United States Brahms, Stravinsky, Bernstein, and Ravel: Julio Elizalde and Michael Brown (pianos); Olympic Music Festival, Quilcene, WA, 1.9.2012 (BJ)
Having made an impressive debut as a composer the week before, Michael Brown returned to join Julio Elizalde in a two-piano recital that provided a brilliant conclusion to the Olympic Music Festival’s 29th season.
But brilliance was not the only quality in evidence. Brahms’s Variations on the St. Antoni Chorale—a theme traditionally but wrongly attributed to Haydn—opened the program in a performance that was as notable for its dynamic subtlety and delicate phrasing as for its more assertive strengths. It was followed by the two-piano version of the suite Stravinsky arranged for Artur Rubinstein from his ballet Petrushka. Here Elizalde at piano no. 1 and Brown at no. 2—they changed places for the second half of the program—wowed the audience with crisp articulation, seemingly instinctive unanimity, and accuracy of marksmanship.
The juxtaposition of Bernstein and Ravel after intermission put me in mind of Songs of Innocence and of Experience—William Blake’s title for a collection of his poems (masterfully set to music a few years ago by William Bolcom). On the other side of the Atlantic, as I once had occasion to witness at a party in Paris, Leonard Bernstein was inclined to comport himself under a veneer of faux-European sophistication that was more disturbing than impressive. In New York, all his masterly music-making and political involvement aside, he could behave more like your typical streetwise American kid; and West Side Story is surely the quintessential New York piece. Brown and Elizalde played seven movements from the musical (arranged by John Musto) with a seductive blend of swing and charm.

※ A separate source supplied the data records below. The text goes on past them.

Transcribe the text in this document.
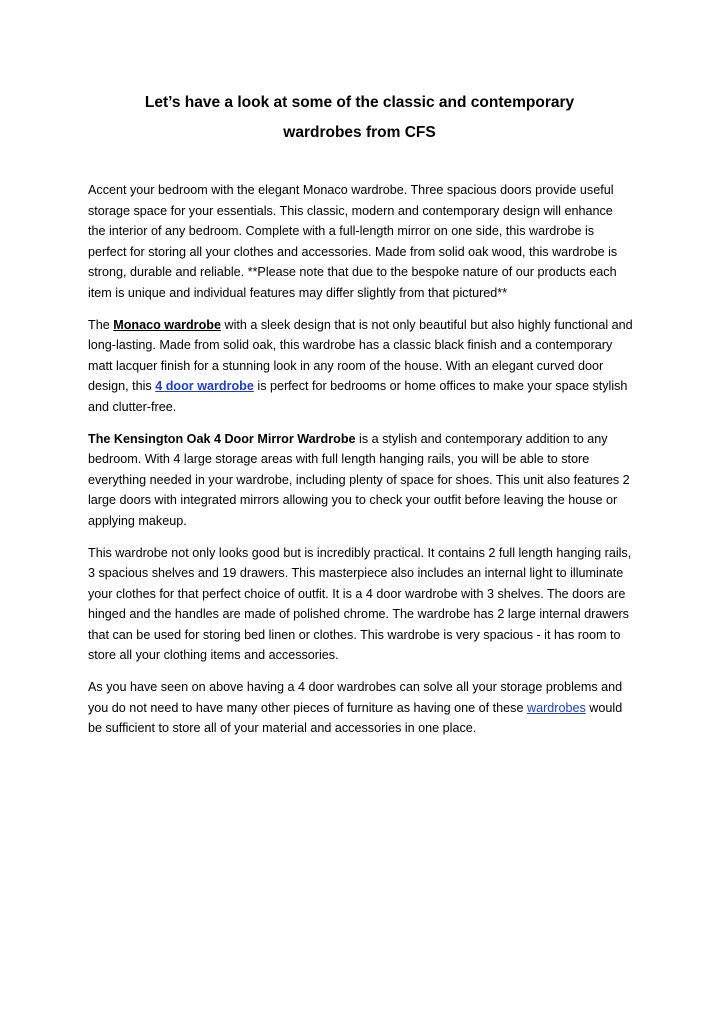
Let’s have a look at some of the classic and contemporary
wardrobes from CFS

Accent your bedroom with the elegant Monaco wardrobe. Three spacious doors provide useful storage space for your essentials. This classic, modern and contemporary design will enhance the interior of any bedroom. Complete with a full-length mirror on one side, this wardrobe is perfect for storing all your clothes and accessories. Made from solid oak wood, this wardrobe is strong, durable and reliable. **Please note that due to the bespoke nature of our products each item is unique and individual features may differ slightly from that pictured**

The Monaco wardrobe with a sleek design that is not only beautiful but also highly functional and long-lasting. Made from solid oak, this wardrobe has a classic black finish and a contemporary matt lacquer finish for a stunning look in any room of the house. With an elegant curved door design, this 4 door wardrobe is perfect for bedrooms or home offices to make your space stylish and clutter-free.

The Kensington Oak 4 Door Mirror Wardrobe is a stylish and contemporary addition to any bedroom. With 4 large storage areas with full length hanging rails, you will be able to store everything needed in your wardrobe, including plenty of space for shoes. This unit also features 2 large doors with integrated mirrors allowing you to check your outfit before leaving the house or applying makeup.

This wardrobe not only looks good but is incredibly practical. It contains 2 full length hanging rails, 3 spacious shelves and 19 drawers. This masterpiece also includes an internal light to illuminate your clothes for that perfect choice of outfit. It is a 4 door wardrobe with 3 shelves. The doors are hinged and the handles are made of polished chrome. The wardrobe has 2 large internal drawers that can be used for storing bed linen or clothes. This wardrobe is very spacious - it has room to store all your clothing items and accessories.

As you have seen on above having a 4 door wardrobes can solve all your storage problems and you do not need to have many other pieces of furniture as having one of these wardrobes would be sufficient to store all of your material and accessories in one place.
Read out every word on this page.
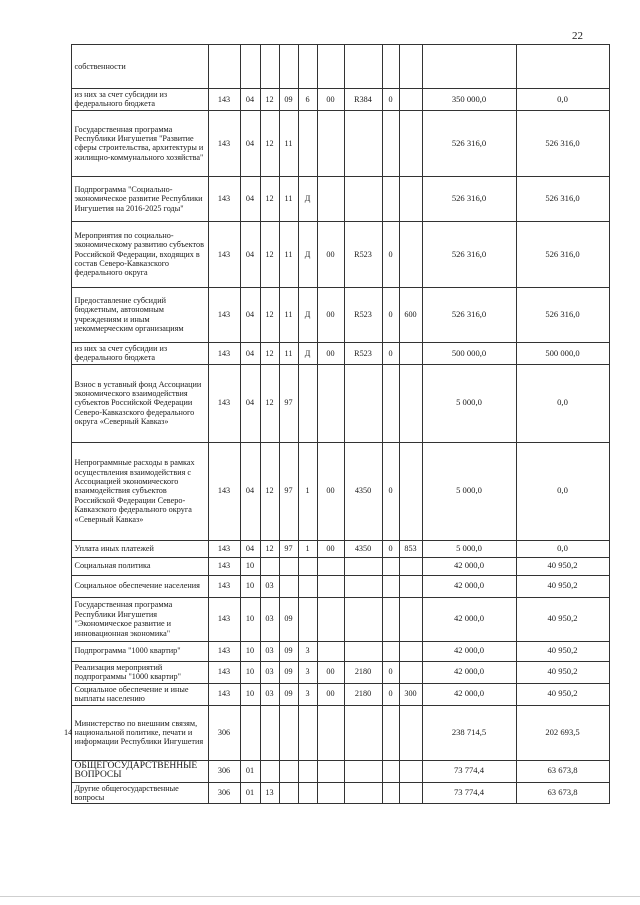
22
	собственности											
	из них за счет субсидии из федерального бюджета	143	04	12	09	6	00	R384	0		350 000,0	0,0
	Государственная программа Республики Ингушетия "Развитие сферы строительства, архитектуры и жилищно-коммунального хозяйства"	143	04	12	11						526 316,0	526 316,0
	Подпрограмма "Социально-экономическое развитие Республики Ингушетия на 2016-2025 годы"	143	04	12	11	Д					526 316,0	526 316,0
	Мероприятия по социально-экономическому развитию субъектов Российской Федерации, входящих в состав Северо-Кавказского федерального округа	143	04	12	11	Д	00	R523	0		526 316,0	526 316,0
	Предоставление субсидий бюджетным, автономным учреждениям и иным некоммерческим организациям	143	04	12	11	Д	00	R523	0	600	526 316,0	526 316,0
	из них за счет субсидии из федерального бюджета	143	04	12	11	Д	00	R523	0		500 000,0	500 000,0
	Взнос в уставный фонд Ассоциации экономического взаимодействия субъектов Российской Федерации Северо-Кавказского федерального округа «Северный Кавказ»	143	04	12	97						5 000,0	0,0
	Непрограммные расходы в рамках осуществления взаимодействия с Ассоциацией экономического взаимодействия субъектов Российской Федерации Северо-Кавказского федерального округа «Северный Кавказ»	143	04	12	97	1	00	4350	0		5 000,0	0,0
	Уплата иных платежей	143	04	12	97	1	00	4350	0	853	5 000,0	0,0
	Социальная политика	143	10								42 000,0	40 950,2
	Социальное обеспечение населения	143	10	03							42 000,0	40 950,2
	Государственная программа Республики Ингушетия "Экономическое развитие и инновационная экономика"	143	10	03	09						42 000,0	40 950,2
	Подпрограмма "1000 квартир"	143	10	03	09	3					42 000,0	40 950,2
	Реализация мероприятий подпрограммы "1000 квартир"	143	10	03	09	3	00	2180	0		42 000,0	40 950,2
	Социальное обеспечение и иные выплаты населению	143	10	03	09	3	00	2180	0	300	42 000,0	40 950,2
14	Министерство по внешним связям, национальной политике, печати и информации Республики Ингушетия	306									238 714,5	202 693,5
	ОБЩЕГОСУДАРСТВЕННЫЕ ВОПРОСЫ	306	01								73 774,4	63 673,8
	Другие общегосударственные вопросы	306	01	13							73 774,4	63 673,8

To Bernstein’s brashly exciting evocation of New World pizzazz and violence, Ravel’s La Valse provided a supremely cultivated and unmistakably European contrast. As the definite article in the title makes clear, this is not just a waltz but a piece about “The Waltz.” It depicts a world of sumptuous romantic glamour, in the throes of disintegration. Every aspect of this great piece—the apprehensive rumbles of its opening, the grace and elegance of the dance itself, and the whiplash frenzy of the forces that finally overwhelm it—was vividly captured in a performance of compelling artistry and power. It was a fully worthy finish to what was an outstanding 29th season for Alan Iglitzin’s wonderful bucolic concert series.
Bernard Jacobson
This review appeared also in the Seattle Times.